Synthetix has relaunched its canonical perpetual futures decentralized exchange (Perps) on Ethereum mainnet in a private beta, marking its return from layer-2 networks. The product uses off‑chain order matching with on‑chain settlement so user funds remain on Ethereum L1 while achieving low-latency execution. The private beta (Dec 19, 2025) opens with BTC, ETH and SOL markets and up to 50x leverage. Access is limited to 500 users — historical power users, stakers and competition participants — with a 40,000 USDT deposit cap per user; withdrawals are disabled at launch and expected to reopen after about one week while the deposit contract is monitored. The team led by founders Kain Warwick and Jordan Momtazi called this an early iteration and plans rapid weekly expansion: new markets, higher deposit caps, increased leverage, multicollateral margin, new order types, real‑world assets (RWAs), deeper Ethereum composability and an institutional-grade CLOB with off‑chain matching and L1 custody/settlement. The move back to Ethereum is attributed to lower gas after upgrades (e.g., Fusaka), desire to keep custody and settlement on chain, and improved on‑chain composability. The launch follows a competitive trading event that generated significant volume and fees; initial sUSD depositor rewards on the Infinex pool have been extended to support the rollout.
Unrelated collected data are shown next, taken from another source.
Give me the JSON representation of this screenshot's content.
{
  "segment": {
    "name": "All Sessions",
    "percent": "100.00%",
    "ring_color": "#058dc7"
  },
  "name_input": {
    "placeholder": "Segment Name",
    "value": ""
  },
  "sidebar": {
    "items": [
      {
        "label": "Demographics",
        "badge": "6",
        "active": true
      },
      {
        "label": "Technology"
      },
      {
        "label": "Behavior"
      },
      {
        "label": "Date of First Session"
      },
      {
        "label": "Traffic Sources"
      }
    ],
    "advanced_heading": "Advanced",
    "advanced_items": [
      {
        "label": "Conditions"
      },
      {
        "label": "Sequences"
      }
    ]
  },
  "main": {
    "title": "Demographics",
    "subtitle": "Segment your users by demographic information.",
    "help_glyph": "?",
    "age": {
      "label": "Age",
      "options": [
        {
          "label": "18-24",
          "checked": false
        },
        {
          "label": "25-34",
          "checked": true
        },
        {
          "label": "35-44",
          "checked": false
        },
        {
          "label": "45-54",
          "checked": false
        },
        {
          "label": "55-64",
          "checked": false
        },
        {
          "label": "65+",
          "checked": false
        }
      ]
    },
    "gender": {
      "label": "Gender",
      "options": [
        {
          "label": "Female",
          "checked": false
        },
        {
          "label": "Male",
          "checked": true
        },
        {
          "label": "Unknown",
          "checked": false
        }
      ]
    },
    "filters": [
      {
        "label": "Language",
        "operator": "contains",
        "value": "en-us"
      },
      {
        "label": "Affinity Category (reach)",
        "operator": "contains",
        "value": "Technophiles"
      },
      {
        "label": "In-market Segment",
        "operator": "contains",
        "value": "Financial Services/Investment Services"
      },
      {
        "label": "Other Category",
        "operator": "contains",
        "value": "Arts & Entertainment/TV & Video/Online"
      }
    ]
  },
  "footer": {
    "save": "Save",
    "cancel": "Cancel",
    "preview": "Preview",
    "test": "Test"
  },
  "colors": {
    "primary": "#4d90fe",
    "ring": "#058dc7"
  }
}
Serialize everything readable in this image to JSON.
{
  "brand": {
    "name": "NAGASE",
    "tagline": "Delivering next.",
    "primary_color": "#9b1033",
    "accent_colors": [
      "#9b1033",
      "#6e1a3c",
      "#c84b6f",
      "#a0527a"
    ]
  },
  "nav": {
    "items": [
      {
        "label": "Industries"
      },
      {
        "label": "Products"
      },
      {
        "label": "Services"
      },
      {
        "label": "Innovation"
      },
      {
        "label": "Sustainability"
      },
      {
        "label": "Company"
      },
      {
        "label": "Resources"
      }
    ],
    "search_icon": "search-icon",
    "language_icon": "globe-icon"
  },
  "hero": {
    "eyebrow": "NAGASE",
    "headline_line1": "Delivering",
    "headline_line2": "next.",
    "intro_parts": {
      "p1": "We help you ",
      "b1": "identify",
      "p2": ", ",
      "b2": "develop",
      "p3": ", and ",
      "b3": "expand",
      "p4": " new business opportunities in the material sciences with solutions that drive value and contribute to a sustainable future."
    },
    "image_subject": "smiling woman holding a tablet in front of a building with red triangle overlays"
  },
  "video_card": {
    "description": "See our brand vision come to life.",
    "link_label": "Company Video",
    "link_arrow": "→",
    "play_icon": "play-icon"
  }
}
For traders: expect limited initial liquidity and capped exposure during the beta, potential short-term volatility around market additions and reward incentives, and longer-term increases in on‑chain derivatives activity if Synthetix scales markets and institutional features as planned.
Bullish
This relaunch is bullish for the tokens directly mentioned (BTC, ETH, SOL) in a relative sense because Synthetix expanding on L1 increases on‑chain derivatives capacity and native liquidity demand. Short-term effects: limited, as the private beta caps users, deposits and disables withdrawals — this will constrain immediate volume and reduce directional price pressure. However, reward incentives and market additions can produce episodic volatility and localized buying pressure around supported assets. Medium-to-long term: if Synthetix follows its roadmap (more markets, higher caps, multicollateral margin, institutional CLOB), that will likely increase on‑chain perpetuals flow and derivative-linked demand for underlying assets, supporting higher liquidity and potential price support. Risk factors: competition from existing L2/perps venues, slow user onboarding, and any technical or custody issues during the beta could mute benefits. Overall, the structural move to Ethereum L1 custody/settlement and planned feature set are net-positive for on‑chain derivatives activity and therefore mildly bullish for the mentioned assets.